L’aide de la Croix-Rouge ralentie par la pénurie de main-d’oeuvre

L’aide réclamée par Québec dans les milieux de vie pour aînés devra attendre encore un peu. La Croix-Rouge se heurte, elle aussi, à la pénurie de main-d’œuvre, a appris Le Devoir, et peine à recruter les intervenants appelés en renfort fin décembre.
Après l’effort de guerre offert en début de pandémie dans les CHSLD, la Croix-Rouge a accepté juste avant les Fêtes de prêter main-forte à nouveau en mettant à disposition des centres pour aînés 300 intervenants pendant quatre mois.
Or, trois semaines après le début de ce déploiement entamé le 10 janvier, 46 personnes ont été dépêchées dans trois milieux de vie (à Montréal, Saint-Hyacinthe et Trois-Rivières). À ce chiffre s’ajouteront bientôt environ 25 autres intervenants, qui devraient terminer leur formation la semaine prochaine. La Croix-Rouge comptera alors quelque 70 intervenants, après un mois de sa nouvelle mission qui doit prendre fin le 1er mai.
« Ce ne sont pas des chiffres qui sont énormes à ce moment-ci. Le recrutement est assez difficile », convient le vice-président Québec de la Croix-Rouge, Pascal Mathieu, qui ne peut pas prédire à quelle date l’ensemble des effectifs sera sur le terrain.
« La pénurie de main-d’œuvre retarde nos opérations », a-t-il expliqué en entrevue au Devoir.
Un contexte plus difficile
Pendant neuf mois, entre juillet 2020 et mars 2021, l’organisme avait fourni plus de 1000 intervenants dans les centres de soin de longue durée du Québec, en prenant ainsi le relais de l’armée canadienne qui venait d’être déployée pour calmer la crise dans les CHSLD.
À l’époque, le recrutement avait été rapide, se souvient M. Mathieu. Le Québec était en confinement presque complet, ce qui a fait qu’une grande part de la population était sans emploi et disponible pour contribuer. Une part de ce déploiement s’est également faite l’été, lorsque les étudiants étaient eux aussi disposés à travailler.

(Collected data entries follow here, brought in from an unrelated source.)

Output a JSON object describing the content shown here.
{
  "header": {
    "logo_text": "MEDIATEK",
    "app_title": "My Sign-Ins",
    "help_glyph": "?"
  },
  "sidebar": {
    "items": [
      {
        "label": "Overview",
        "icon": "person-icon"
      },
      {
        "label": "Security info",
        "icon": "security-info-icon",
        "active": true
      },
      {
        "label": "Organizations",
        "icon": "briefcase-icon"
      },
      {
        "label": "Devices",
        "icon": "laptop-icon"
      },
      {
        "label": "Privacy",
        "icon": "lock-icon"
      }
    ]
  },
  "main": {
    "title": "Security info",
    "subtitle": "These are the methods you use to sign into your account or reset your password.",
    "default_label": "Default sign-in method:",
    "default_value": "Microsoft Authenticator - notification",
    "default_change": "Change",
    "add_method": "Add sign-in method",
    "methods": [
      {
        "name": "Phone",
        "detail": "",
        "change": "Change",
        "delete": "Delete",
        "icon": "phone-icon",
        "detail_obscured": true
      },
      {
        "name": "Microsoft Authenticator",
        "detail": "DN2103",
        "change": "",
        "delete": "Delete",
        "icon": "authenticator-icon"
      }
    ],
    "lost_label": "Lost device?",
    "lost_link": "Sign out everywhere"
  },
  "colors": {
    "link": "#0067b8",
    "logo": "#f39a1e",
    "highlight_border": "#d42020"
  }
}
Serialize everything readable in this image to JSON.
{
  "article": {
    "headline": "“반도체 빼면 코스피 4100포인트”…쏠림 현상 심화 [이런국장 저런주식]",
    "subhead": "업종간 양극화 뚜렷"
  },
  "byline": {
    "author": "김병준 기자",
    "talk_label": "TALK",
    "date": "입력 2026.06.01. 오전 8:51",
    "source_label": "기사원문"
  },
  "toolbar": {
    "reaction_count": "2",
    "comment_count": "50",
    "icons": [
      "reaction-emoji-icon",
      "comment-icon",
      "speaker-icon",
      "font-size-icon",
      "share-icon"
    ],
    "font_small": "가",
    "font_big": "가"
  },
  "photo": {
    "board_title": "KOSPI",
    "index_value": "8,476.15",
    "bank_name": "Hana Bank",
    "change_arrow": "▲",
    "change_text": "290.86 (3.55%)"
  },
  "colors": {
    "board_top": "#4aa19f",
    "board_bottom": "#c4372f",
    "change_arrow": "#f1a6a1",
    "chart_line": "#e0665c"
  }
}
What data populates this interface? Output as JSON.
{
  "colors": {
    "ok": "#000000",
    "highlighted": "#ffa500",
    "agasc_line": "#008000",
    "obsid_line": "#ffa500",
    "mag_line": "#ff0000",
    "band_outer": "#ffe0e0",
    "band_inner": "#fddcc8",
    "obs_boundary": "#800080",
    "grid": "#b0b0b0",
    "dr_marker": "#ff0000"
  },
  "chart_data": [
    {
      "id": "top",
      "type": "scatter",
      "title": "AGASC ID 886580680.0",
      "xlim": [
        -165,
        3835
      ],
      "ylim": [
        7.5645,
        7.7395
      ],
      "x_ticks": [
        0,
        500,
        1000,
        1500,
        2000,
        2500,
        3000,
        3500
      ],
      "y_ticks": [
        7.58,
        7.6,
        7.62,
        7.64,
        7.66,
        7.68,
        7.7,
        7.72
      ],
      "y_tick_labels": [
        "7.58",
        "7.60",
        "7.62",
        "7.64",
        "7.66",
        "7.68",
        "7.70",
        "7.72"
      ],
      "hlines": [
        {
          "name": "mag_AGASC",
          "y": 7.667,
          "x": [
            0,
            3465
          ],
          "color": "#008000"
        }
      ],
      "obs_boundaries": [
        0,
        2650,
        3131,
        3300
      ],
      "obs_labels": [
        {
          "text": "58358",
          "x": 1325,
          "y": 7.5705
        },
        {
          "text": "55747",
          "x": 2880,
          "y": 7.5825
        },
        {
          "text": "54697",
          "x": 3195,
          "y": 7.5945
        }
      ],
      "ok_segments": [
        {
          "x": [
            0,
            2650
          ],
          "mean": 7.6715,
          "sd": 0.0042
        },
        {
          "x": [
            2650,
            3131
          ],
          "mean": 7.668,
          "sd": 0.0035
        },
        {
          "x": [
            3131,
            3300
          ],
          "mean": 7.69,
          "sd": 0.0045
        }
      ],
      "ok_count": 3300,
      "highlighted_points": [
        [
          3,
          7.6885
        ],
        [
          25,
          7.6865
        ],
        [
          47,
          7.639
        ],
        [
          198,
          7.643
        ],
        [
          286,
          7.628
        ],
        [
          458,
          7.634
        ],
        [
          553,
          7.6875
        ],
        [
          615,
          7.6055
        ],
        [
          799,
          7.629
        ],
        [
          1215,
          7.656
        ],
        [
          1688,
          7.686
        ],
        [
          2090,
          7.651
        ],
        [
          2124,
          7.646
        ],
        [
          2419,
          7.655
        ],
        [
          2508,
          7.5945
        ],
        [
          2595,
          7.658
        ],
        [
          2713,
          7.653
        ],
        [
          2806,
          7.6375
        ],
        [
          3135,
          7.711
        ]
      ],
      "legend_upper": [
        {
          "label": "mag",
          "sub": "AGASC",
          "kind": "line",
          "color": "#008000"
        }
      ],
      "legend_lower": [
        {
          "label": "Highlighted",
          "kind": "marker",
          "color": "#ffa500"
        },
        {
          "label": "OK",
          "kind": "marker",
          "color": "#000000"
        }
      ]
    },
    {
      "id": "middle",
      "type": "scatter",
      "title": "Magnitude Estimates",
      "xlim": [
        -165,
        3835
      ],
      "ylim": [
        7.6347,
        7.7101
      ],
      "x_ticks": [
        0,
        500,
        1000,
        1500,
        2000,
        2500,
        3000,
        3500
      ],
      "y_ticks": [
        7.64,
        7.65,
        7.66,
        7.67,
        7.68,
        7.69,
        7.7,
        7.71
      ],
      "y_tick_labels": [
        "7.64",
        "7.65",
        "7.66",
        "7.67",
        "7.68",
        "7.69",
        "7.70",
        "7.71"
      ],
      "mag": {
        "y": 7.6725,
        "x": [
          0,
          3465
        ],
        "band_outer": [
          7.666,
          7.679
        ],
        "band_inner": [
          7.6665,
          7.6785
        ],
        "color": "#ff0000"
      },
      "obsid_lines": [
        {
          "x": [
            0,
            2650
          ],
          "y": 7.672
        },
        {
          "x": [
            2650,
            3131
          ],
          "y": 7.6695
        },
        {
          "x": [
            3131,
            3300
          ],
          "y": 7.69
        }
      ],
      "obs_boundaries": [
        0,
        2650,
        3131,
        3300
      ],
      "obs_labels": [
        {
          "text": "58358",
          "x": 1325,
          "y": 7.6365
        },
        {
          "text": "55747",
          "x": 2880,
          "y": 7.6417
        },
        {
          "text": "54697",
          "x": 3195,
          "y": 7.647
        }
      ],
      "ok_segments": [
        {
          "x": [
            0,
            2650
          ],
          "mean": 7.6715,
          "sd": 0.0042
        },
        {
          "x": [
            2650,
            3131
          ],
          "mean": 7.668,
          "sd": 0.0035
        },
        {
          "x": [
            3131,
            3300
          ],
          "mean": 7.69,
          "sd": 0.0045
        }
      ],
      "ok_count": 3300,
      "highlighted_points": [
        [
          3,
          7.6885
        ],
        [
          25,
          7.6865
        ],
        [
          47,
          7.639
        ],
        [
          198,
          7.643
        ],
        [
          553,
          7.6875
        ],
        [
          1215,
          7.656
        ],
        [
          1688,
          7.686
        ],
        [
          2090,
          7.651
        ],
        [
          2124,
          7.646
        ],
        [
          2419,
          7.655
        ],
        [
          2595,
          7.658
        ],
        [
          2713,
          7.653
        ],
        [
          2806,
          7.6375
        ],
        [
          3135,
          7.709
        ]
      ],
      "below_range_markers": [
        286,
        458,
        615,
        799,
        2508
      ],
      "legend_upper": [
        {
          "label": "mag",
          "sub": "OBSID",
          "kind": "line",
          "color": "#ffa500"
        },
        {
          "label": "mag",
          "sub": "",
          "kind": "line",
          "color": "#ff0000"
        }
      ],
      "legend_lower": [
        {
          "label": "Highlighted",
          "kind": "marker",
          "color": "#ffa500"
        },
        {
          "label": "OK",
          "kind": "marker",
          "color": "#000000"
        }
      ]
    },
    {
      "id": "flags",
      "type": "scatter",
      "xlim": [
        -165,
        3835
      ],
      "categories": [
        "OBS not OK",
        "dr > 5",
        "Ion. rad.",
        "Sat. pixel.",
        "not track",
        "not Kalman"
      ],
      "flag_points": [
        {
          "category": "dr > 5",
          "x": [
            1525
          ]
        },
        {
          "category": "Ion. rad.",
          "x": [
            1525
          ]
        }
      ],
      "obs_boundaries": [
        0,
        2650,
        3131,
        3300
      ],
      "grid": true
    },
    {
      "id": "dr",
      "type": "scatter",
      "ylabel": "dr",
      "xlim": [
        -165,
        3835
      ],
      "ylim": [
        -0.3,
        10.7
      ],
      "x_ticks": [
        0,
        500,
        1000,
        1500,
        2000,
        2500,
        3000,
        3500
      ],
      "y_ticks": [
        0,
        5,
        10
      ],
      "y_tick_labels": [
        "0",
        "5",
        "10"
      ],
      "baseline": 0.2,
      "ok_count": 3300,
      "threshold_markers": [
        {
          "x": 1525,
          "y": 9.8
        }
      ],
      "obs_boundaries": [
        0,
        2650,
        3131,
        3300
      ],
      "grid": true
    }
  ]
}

« L’an dernier, on a trouvé 1000 personnes en quelques mois. On trouvait notre monde plus vite que les milieux de vie ne pouvaient nous recevoir. Maintenant, c’est un peu l’inverse », relate le vice-président Québec de la Croix-Rouge.
La majorité de la population active est de nouveau à l’emploi. Les étudiants sont de retour en classe pour le début de la session d’hiver. Et s’ajoutent à ces défis les efforts de recrutement intensifs du réseau de la santé, qui offre quant à lui des postes permanents avec avantages sociaux.
« On est un peu les pompiers du réseau, illustre Pascal Mathieu. Je peine à trouver mes pompiers. »
Le bureau du ministre de la Santé, Christian Dubé, s’est dit conscient que la Croix-Rouge, comme le réseau de la santé, « connaît des enjeux de recrutement de personnel ». « Nous reconnaissons leurs efforts », a commenté l’attachée de presse du ministre, Marjaurie Côté-Boileau.
Le ministère de la Santé jongle lui-même avec une baisse des effectifs dans le réseau, puisque de nombreux travailleurs sont absents en raison du virus. Mme Côté-Boileau note que le gouvernement poursuit ses propres efforts de recrutement, en vue de stabiliser le réseau, et que 1000 fonctionnaires « ont levé la main et pourront être complémentaires au réseau de la santé ».
Des effectifs déjà sollicités
Le ministre Dubé a appelé l’armée canadienne et la Croix-Rouge à l’aide, au début de la vague de cas entraînés par le variant Omicron fin décembre, pour pallier le manque d’employés disponibles dans le réseau de la santé ainsi que dans les centres de vaccination et de dépistage.
Les Forces armées canadiennes ont déployé 200 militaires dans les centres de vaccination de dix municipalités québécoises.
Le gouvernement de François Legault avait en outre réclamé l’aide d’au moins 300 intervenants de la Croix-Rouge. L’organisme s’est engagé à atteindre ce nombre, mais a averti qu’il ne pourrait pas l’excéder.
Car la Croix-Rouge doit en outre maintenir ses autres opérations pandémiques, comme la prévention d’infections et d’épidémies dans les CHSLD et autres centres pour aînés, de l’aide au Nunavik et le soutien offert à la population itinérante de Montréal. L’organisme répond aussi en moyenne à trois ou quatre incendies résidentiels par jour au Québec.
« La Croix-Rouge répond à mille et une urgences. Mais finalement, à chaque fois, ça pige dans nos troupes », résume Pascal Mathieu.